“People have styles, and they can be replicated.”
Screen Reed-er
Since before ChatGPT was even a thing, Laurie Anderson, the widow and longtime collaborator of the late Lou Reed, has been talking to an AI chatbot modeled after her late partner — and now, she’s hooked.
In a new interview with The Guardian, the 76-year-old experimental artist who just won a “Lifetime Achievement” award at this year’s Grammys acknowledged the outrageousness of her regular conversations with an AI built to mimic her superstar husband that died a decade ago.
“I mean, I really do not think I’m talking to my dead husband and writing songs with him — I really don’t,” she said. “But people have styles, and they can be replicated.”
First revealed in a New York Times profile about the artist in 2021, the Reed-mimicking chatbot is one of three Anderson created with the University of Adelaide’s Australian Institute for Machine Learning. The other two, as she told the newspaper, were made to mimic her own writing and a mix of the husband-and-wife duo’s.

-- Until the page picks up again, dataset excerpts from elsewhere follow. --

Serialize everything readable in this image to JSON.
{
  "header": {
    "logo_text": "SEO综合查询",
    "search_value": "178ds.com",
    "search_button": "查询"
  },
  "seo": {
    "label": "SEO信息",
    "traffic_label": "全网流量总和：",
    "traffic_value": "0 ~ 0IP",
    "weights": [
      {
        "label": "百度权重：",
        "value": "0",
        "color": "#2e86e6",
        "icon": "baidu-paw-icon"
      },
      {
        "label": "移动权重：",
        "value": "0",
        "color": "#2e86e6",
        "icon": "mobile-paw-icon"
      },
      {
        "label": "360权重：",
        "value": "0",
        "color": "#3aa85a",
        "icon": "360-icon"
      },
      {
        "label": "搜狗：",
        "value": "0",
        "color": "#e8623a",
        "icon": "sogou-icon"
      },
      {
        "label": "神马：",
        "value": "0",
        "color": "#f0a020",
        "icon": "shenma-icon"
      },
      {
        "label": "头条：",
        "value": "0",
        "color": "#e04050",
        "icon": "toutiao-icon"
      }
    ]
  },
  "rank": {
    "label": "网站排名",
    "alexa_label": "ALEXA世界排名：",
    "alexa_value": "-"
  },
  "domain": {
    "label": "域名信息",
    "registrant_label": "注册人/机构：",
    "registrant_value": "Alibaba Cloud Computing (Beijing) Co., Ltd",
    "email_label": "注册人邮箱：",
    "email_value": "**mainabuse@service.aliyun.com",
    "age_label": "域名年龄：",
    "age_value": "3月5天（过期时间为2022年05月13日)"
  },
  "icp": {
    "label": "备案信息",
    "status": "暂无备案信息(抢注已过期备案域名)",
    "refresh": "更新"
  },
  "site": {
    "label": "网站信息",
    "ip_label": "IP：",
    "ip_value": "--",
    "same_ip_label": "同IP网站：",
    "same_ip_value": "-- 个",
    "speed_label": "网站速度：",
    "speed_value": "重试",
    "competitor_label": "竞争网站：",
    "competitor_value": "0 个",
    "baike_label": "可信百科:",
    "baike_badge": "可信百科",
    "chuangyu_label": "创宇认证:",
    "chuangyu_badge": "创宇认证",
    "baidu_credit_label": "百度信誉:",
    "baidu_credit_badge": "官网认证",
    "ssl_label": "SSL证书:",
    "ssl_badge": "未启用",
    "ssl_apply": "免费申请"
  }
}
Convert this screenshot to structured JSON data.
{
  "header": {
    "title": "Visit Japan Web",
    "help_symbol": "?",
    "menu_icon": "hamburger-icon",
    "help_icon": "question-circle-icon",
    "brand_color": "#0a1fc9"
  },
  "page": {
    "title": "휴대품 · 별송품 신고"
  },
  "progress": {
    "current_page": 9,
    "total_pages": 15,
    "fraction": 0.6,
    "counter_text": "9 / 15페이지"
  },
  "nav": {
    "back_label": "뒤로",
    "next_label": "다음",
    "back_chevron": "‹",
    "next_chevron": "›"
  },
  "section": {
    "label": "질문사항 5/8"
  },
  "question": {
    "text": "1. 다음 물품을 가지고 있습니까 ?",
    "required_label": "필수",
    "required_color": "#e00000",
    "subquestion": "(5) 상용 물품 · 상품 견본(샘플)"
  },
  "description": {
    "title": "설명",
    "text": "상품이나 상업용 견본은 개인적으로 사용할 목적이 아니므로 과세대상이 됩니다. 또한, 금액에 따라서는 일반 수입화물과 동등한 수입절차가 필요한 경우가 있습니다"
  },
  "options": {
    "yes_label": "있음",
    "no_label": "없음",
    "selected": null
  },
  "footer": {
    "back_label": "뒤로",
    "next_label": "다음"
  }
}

Now, a few years into the endeavor, Anderson says she’s “totally 100 percent, sadly addicted” to the chatbot.
“I still am,” she said, “after all this time.”
Adjusted for AI
Back in 2021, Anderson said that a third of what the chatbot spat out was total nonsense, akin to “monkeys with typewriters,” and another third was just boring. In her newer interview, the artist seems to have adjusted her percentages.
“Three-quarters of it is just completely idiotic and stupid. And then maybe 15 percent is like, ‘Oh?’ And then the rest is pretty interesting,” she told The Guardian. “And that’s a pretty good ratio for writing, I think.”
Over her years with the Reed-bot, Anderson has found herself continually drawn to the algorithm that replicates, to varying degrees of success, her late partner — and her friends’ attitudes towards her strange, er, addiction have changed as AI has become a more well-known thing.
“I kind of literally just can’t stop doing it, and my friends just can’t stand it — ‘You’re not doing that again are you?'” she recounted, reportedly with a laugh.
Anderson’s pioneering experiments in AI are the subject of a show in Adelaide titled “I’ll Be Your Mirror” after The Velvet Underground and Nico’s famous song. Though she won’t physically be present herself, she’ll be phoning in from New York to give talks about the work, which includes the 9,000-word rendition of the Bible her bespoke chatbot spat out in Anderson’s voice early during her time working with it.
When asked how she feels about AI potentially putting out art in her style after her own passing, Anderson was unsurprisingly flippant.
“Oh, why not? I mean, that doesn’t bother me,” she said. “I don’t feel that attached to time anyway, you know?”